Originally Posted by
Dave Mayer
Advice: if you are going to buy a bike, now is the time. Shops are dead, and the owners and staff want to be your friend. In 2 months, during the first dry warm weekend, folks will be lined out the door ready to wait 2 weeks and pay big $ for a 5 minute derailleur tweak.
It is like skiing. During the weekdays, the hills are covered in fresh powder, the staff are friendly and no lineups. During weekends, the surly staff call-in sick, a traffic nightmare to get to the hill, and prices and lineups go up for everything.

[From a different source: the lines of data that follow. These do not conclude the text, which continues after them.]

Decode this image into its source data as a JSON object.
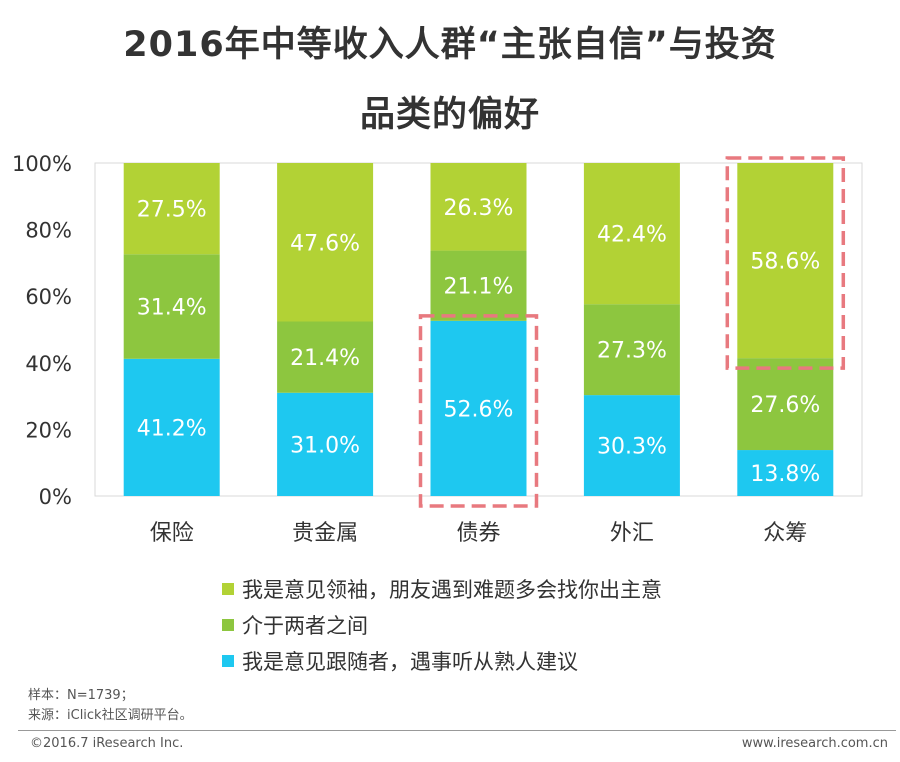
{
  "title_line1": "2016年中等收入人群“主张自信”与投资",
  "title_line2": "品类的偏好",
  "chart_data": {
    "type": "bar",
    "stacked": true,
    "categories": [
      "保险",
      "贵金属",
      "债券",
      "外汇",
      "众筹"
    ],
    "series": [
      {
        "name": "我是意见跟随者，遇事听从熟人建议",
        "color": "#1EC8F0",
        "values": [
          41.2,
          31.0,
          52.6,
          30.3,
          13.8
        ]
      },
      {
        "name": "介于两者之间",
        "color": "#8DC63F",
        "values": [
          31.4,
          21.4,
          21.1,
          27.3,
          27.6
        ]
      },
      {
        "name": "我是意见领袖，朋友遇到难题多会找你出主意",
        "color": "#B2D235",
        "values": [
          27.5,
          47.6,
          26.3,
          42.4,
          58.6
        ]
      }
    ],
    "value_labels": [
      [
        "41.2%",
        "31.0%",
        "52.6%",
        "30.3%",
        "13.8%"
      ],
      [
        "31.4%",
        "21.4%",
        "21.1%",
        "27.3%",
        "27.6%"
      ],
      [
        "27.5%",
        "47.6%",
        "26.3%",
        "42.4%",
        "58.6%"
      ]
    ],
    "y_ticks": [
      "0%",
      "20%",
      "40%",
      "60%",
      "80%",
      "100%"
    ],
    "ylim": [
      0,
      100
    ],
    "highlights": [
      {
        "category": "债券",
        "series_index": 0
      },
      {
        "category": "众筹",
        "series_index": 2
      }
    ],
    "highlight_color": "#E8797F"
  },
  "legend": [
    {
      "label": "我是意见领袖，朋友遇到难题多会找你出主意",
      "color": "#B2D235"
    },
    {
      "label": "介于两者之间",
      "color": "#8DC63F"
    },
    {
      "label": "我是意见跟随者，遇事听从熟人建议",
      "color": "#1EC8F0"
    }
  ],
  "notes": {
    "sample": "样本：N=1739；",
    "source": "来源：iClick社区调研平台。"
  },
  "footer": {
    "copyright": "©2016.7 iResearch Inc.",
    "website": "www.iresearch.com.cn"
  }
}
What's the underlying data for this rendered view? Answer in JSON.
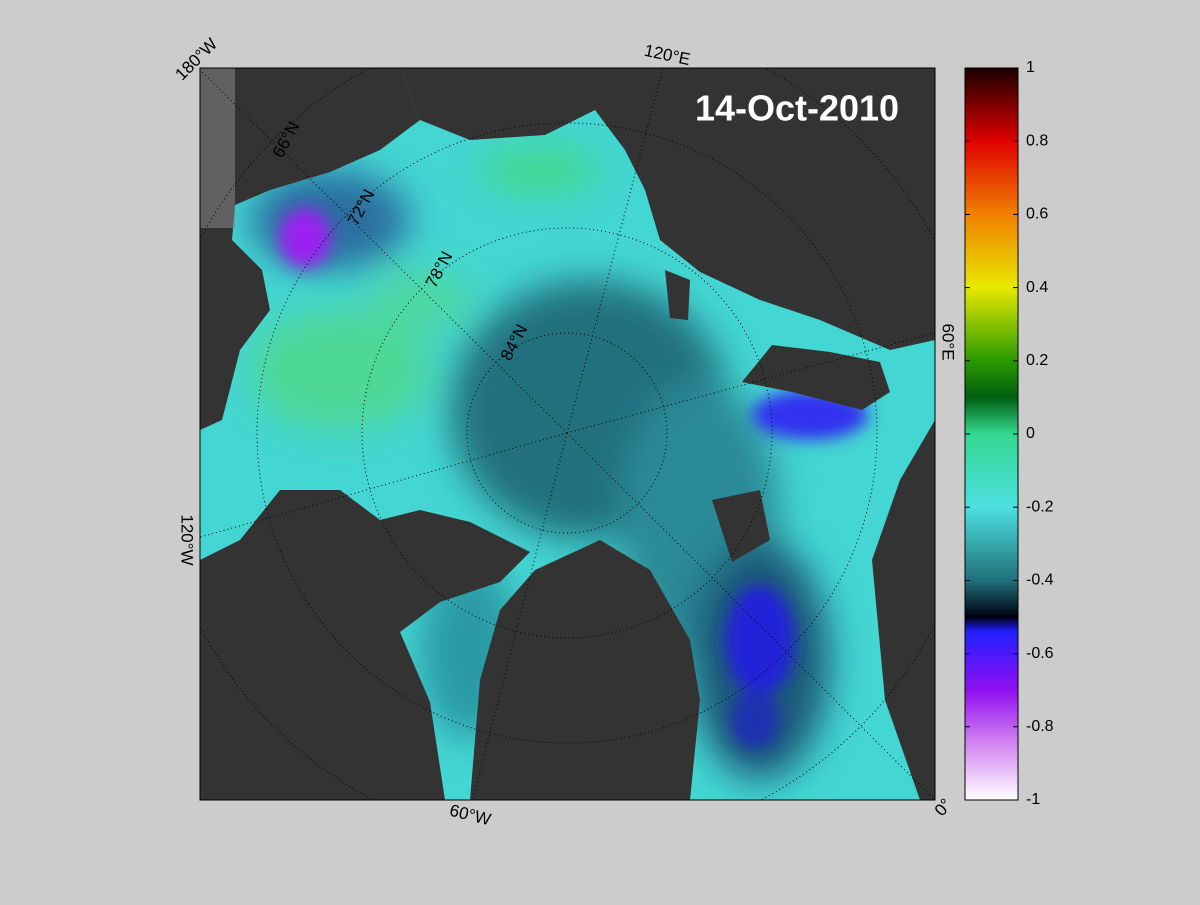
{
  "map": {
    "date": "14-Oct-2010",
    "longitude_labels": [
      "180°W",
      "120°E",
      "60°E",
      "0°",
      "60°W",
      "120°W"
    ],
    "latitude_labels": [
      "66°N",
      "72°N",
      "78°N",
      "84°N"
    ],
    "colorbar": {
      "lim": [
        -1,
        1
      ],
      "ticks": [
        1,
        0.8,
        0.6,
        0.4,
        0.2,
        0,
        -0.2,
        -0.4,
        -0.6,
        -0.8,
        -1
      ]
    }
  }
}
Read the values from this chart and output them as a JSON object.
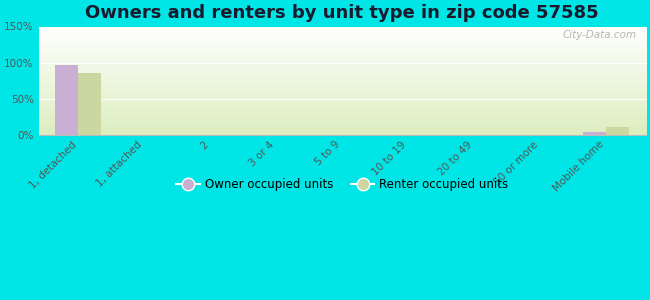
{
  "title": "Owners and renters by unit type in zip code 57585",
  "categories": [
    "1, detached",
    "1, attached",
    "2",
    "3 or 4",
    "5 to 9",
    "10 to 19",
    "20 to 49",
    "50 or more",
    "Mobile home"
  ],
  "owner_values": [
    96,
    0,
    0,
    0,
    0,
    0,
    0,
    0,
    4
  ],
  "renter_values": [
    86,
    0,
    0,
    0,
    0,
    0,
    0,
    0,
    11
  ],
  "owner_color": "#c9afd4",
  "renter_color": "#ccd6a0",
  "ylim": [
    0,
    150
  ],
  "yticks": [
    0,
    50,
    100,
    150
  ],
  "ytick_labels": [
    "0%",
    "50%",
    "100%",
    "150%"
  ],
  "background_color": "#00e5e5",
  "bar_width": 0.35,
  "watermark": "City-Data.com",
  "legend_labels": [
    "Owner occupied units",
    "Renter occupied units"
  ],
  "title_fontsize": 13,
  "axis_fontsize": 7.5
}
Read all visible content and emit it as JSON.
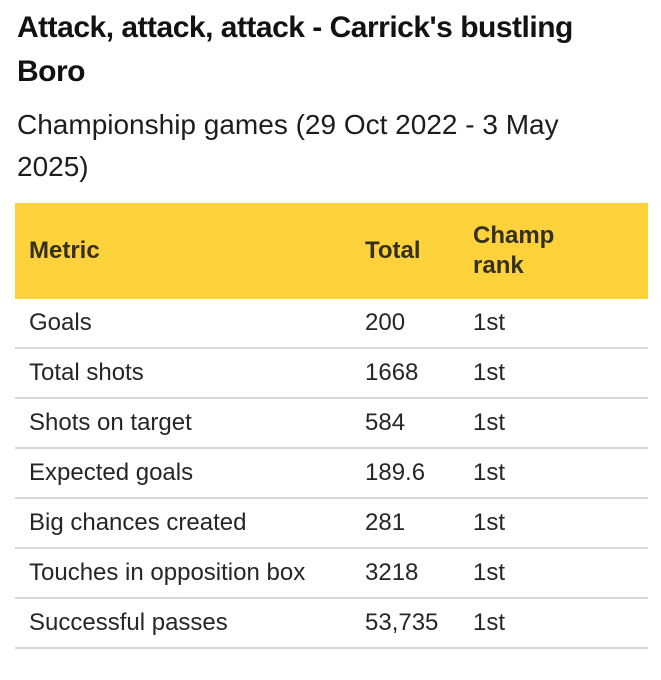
{
  "header": {
    "title": "Attack, attack, attack - Carrick's bustling Boro",
    "subtitle": "Championship games (29 Oct 2022 - 3 May 2025)"
  },
  "chart_data": {
    "type": "table",
    "title": "Attack, attack, attack - Carrick's bustling Boro",
    "subtitle": "Championship games (29 Oct 2022 - 3 May 2025)",
    "columns": [
      "Metric",
      "Total",
      "Champ rank"
    ],
    "rows": [
      {
        "metric": "Goals",
        "total": "200",
        "rank": "1st"
      },
      {
        "metric": "Total shots",
        "total": "1668",
        "rank": "1st"
      },
      {
        "metric": "Shots on target",
        "total": "584",
        "rank": "1st"
      },
      {
        "metric": "Expected goals",
        "total": "189.6",
        "rank": "1st"
      },
      {
        "metric": "Big chances created",
        "total": "281",
        "rank": "1st"
      },
      {
        "metric": "Touches in opposition box",
        "total": "3218",
        "rank": "1st"
      },
      {
        "metric": "Successful passes",
        "total": "53,735",
        "rank": "1st"
      }
    ]
  },
  "colors": {
    "header_bg": "#fdd23a",
    "header_text": "#33301f",
    "body_text": "#262626",
    "divider": "#d8d8d8",
    "background": "#ffffff"
  }
}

$14k for a road bike? No. I just bought a new 11-speed Dura-Ace Di2 kit for $1,500. UCI-level carbon frame/fork/bars direct from Asia will cost about $1k. Campagnolo Shamal wheels less than $1k. The rest: scavenged from my overflowing horde. All in, a sub-16 pound bike for well under $5k. Rim brakes of course, as discs are heavy, fussy and unnecessary. Spec'ing the gear yourself can also avoid the major PITA of fully integrated brake and shifter housings.
If you need service, then buy retail. If you don't, buying second-hand, or building yourself cuts out several layers of middlemen and the expensive retail infrastructure. Plus the big-3 brands big costs for marketing, promotions, racer sponsorships, lawyers, and pharmaceuticals.
Wait...Aren't you the guy who said you walked into a bike shop, told them that you had $15k to spend on a new bike, but refused to buy one because it had disc brakes? Interesting that you're now being critical about others who will spend that much. Or, maybe your $15k story was fabricated as part of your "disc brakes are bad" campaign.